Fışkı: At, eşek dışkısına fışkı denir. Son derece iyi ısı verir.
Ahırın bir tarafına yığılarak biriktirilir. Kendi kendine yanar-ısınır.Karıştırıldıkça ısı artar.Hem ahırı hem de üzerindeki odayı ısıtır. Bazen de donan insanları…
Danaların kırılması:
Atalar demişler ki, “sakın abrıl’ın beşinden, camız ayrılır eşinden”
Ama buna rağmen de, köyün danalarını güden Ahmet oğlu Mustafa ve Kerem Çorakçıoğlu kardeşler, otlatmakta oldukları danaları kırdırmışlardır.

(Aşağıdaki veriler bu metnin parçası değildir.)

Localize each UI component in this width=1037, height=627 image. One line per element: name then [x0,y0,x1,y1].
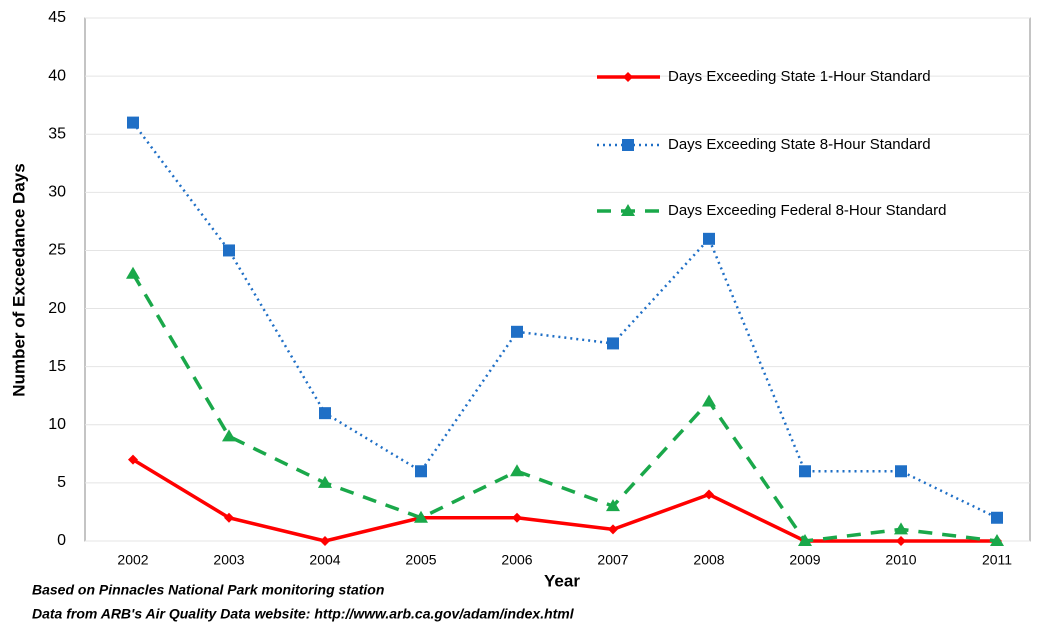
data-point [320,536,330,546]
x-tick-label: 2009 [789,552,820,568]
series-line [131,272,998,543]
footnote: Data from ARB's Air Quality Data website… [32,606,575,622]
data-point [126,266,140,279]
x-tick-label: 2011 [982,552,1012,568]
x-tick-label: 2007 [597,552,628,568]
series-line [132,458,997,543]
y-tick-label: 5 [57,474,66,491]
data-point [991,511,1003,524]
y-tick-label: 25 [48,242,66,259]
data-point [127,116,139,129]
data-point [703,232,715,245]
x-tick-label: 2005 [405,552,436,568]
legend-marker [623,72,633,82]
y-tick-label: 15 [48,358,66,375]
y-tick-label: 35 [48,125,66,142]
plot-area [84,17,1031,542]
data-point [895,465,907,478]
data-point [798,534,812,546]
legend-marker [621,204,635,216]
y-tick-label: 20 [48,300,66,317]
footnote: Based on Pinnacles National Park monitor… [32,582,384,598]
legend-label: Days Exceeding State 1-Hour Standard [668,68,931,85]
x-tick-label: 2003 [213,552,244,568]
x-tick-label: 2010 [885,552,916,568]
data-point [510,464,524,477]
data-point [512,512,522,523]
y-tick-label: 45 [48,9,66,26]
series-line [132,121,998,519]
x-tick-label: 2008 [693,552,724,568]
data-point [223,244,235,257]
data-point [222,429,236,442]
data-point [704,489,714,500]
data-point [319,407,331,420]
x-tick-label: 2006 [501,552,532,568]
y-tick-label: 0 [57,532,66,549]
data-point [414,510,428,523]
data-point [896,536,906,546]
x-tick-label: 2004 [309,552,340,568]
y-tick-label: 10 [48,416,66,433]
data-point [799,465,811,478]
data-point [224,512,234,523]
y-tick-label: 30 [48,184,66,201]
data-point [511,325,523,338]
data-point [606,499,620,512]
data-point [990,534,1004,546]
data-point [415,465,427,478]
data-point [607,337,619,350]
legend-marker [622,139,634,151]
legend-label: Days Exceeding State 8-Hour Standard [668,136,931,153]
legend-label: Days Exceeding Federal 8-Hour Standard [668,202,946,219]
x-tick-label: 2002 [117,552,148,568]
x-axis-label: Year [544,571,580,590]
y-axis-label: Number of Exceedance Days [9,163,28,396]
data-point [702,394,716,407]
data-point [318,475,332,488]
data-point [128,454,138,465]
y-tick-label: 40 [48,67,66,84]
data-point [894,522,908,535]
data-point [608,524,618,535]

Sabah hava gayet iyi, günlük-güneşlik. Her günkü gibi danalar yaylıma götürülür.Ancak öğleye doğru hava aniden bozar,yağmur-kar derken iyice fırtınaya dönüşür.(18 Nisan,Aprilbeşi) Durumun vehametini gören köyün sığır çobanı, dana çobanlarını uyarır, ama gençlerin tecrübesizliği yüzünden; uyarı çok dikkate alınmaz. Fırtına iyice bastırdıktan sonra köye hareket edilir. Ancak bu kez de danalardan bir kısmı köy tarafına değil de rüzgarın esme yönünün tersine dönerek Kuruköprü istikametine doğru gider. Bazıları da oldukları yerde rüzgara arkalarını dönerek dolaşmaya başlar.
Bu vaziyet karşısında çobanlar ancak kendi canlarını kurtarır köye zor düşerler Durum anlaşıldığında da çoktan gece olmuştur.

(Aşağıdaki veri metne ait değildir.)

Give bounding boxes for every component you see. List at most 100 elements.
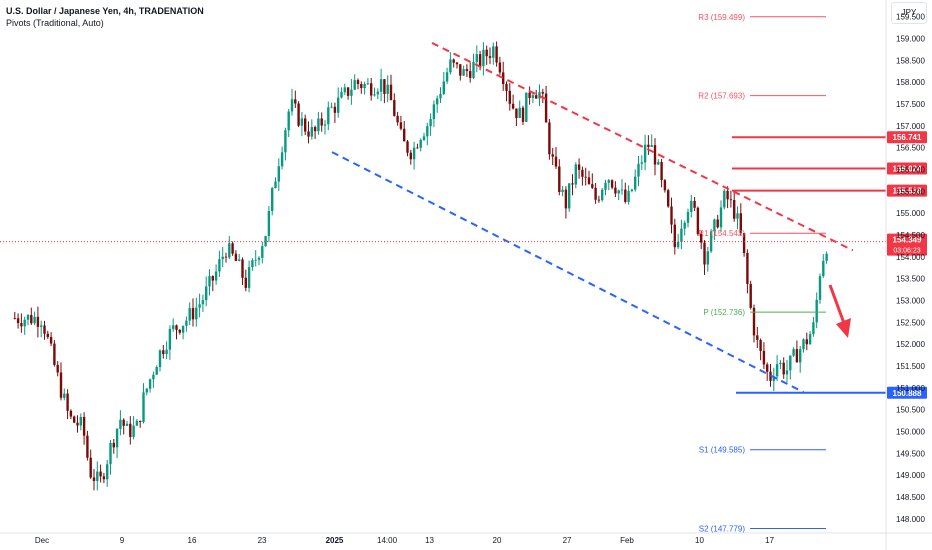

Sabahleyin dana sahipleri aramaya çıkarlar. Çıkarlar ama çoktan iş işten geçmiştir. Bazıları Evran kaya önlerinde, bazıları da Kara ören yakınlarında danalarının donmuş cesetleri ile karşılaşırlar. Baş evlerin ikişer, diğerlerinin de birer olmak üzere: 35 tane dana kırılmıştır. Bu olay köylüler için acı bir tecrübe, çorakçı kardeşler için de acı bir anı olarak kalır.
Bu olaydan sonra Mustafa köyü terk ederek şehre gelir. Devlet Hastanesinde iş bulur çalışır. Zamanla Laborantlığa yükselir.Oradan da emekli olur.
Olay köyde ve çevrede çok yankı yapmış ve ağıt yakılmış.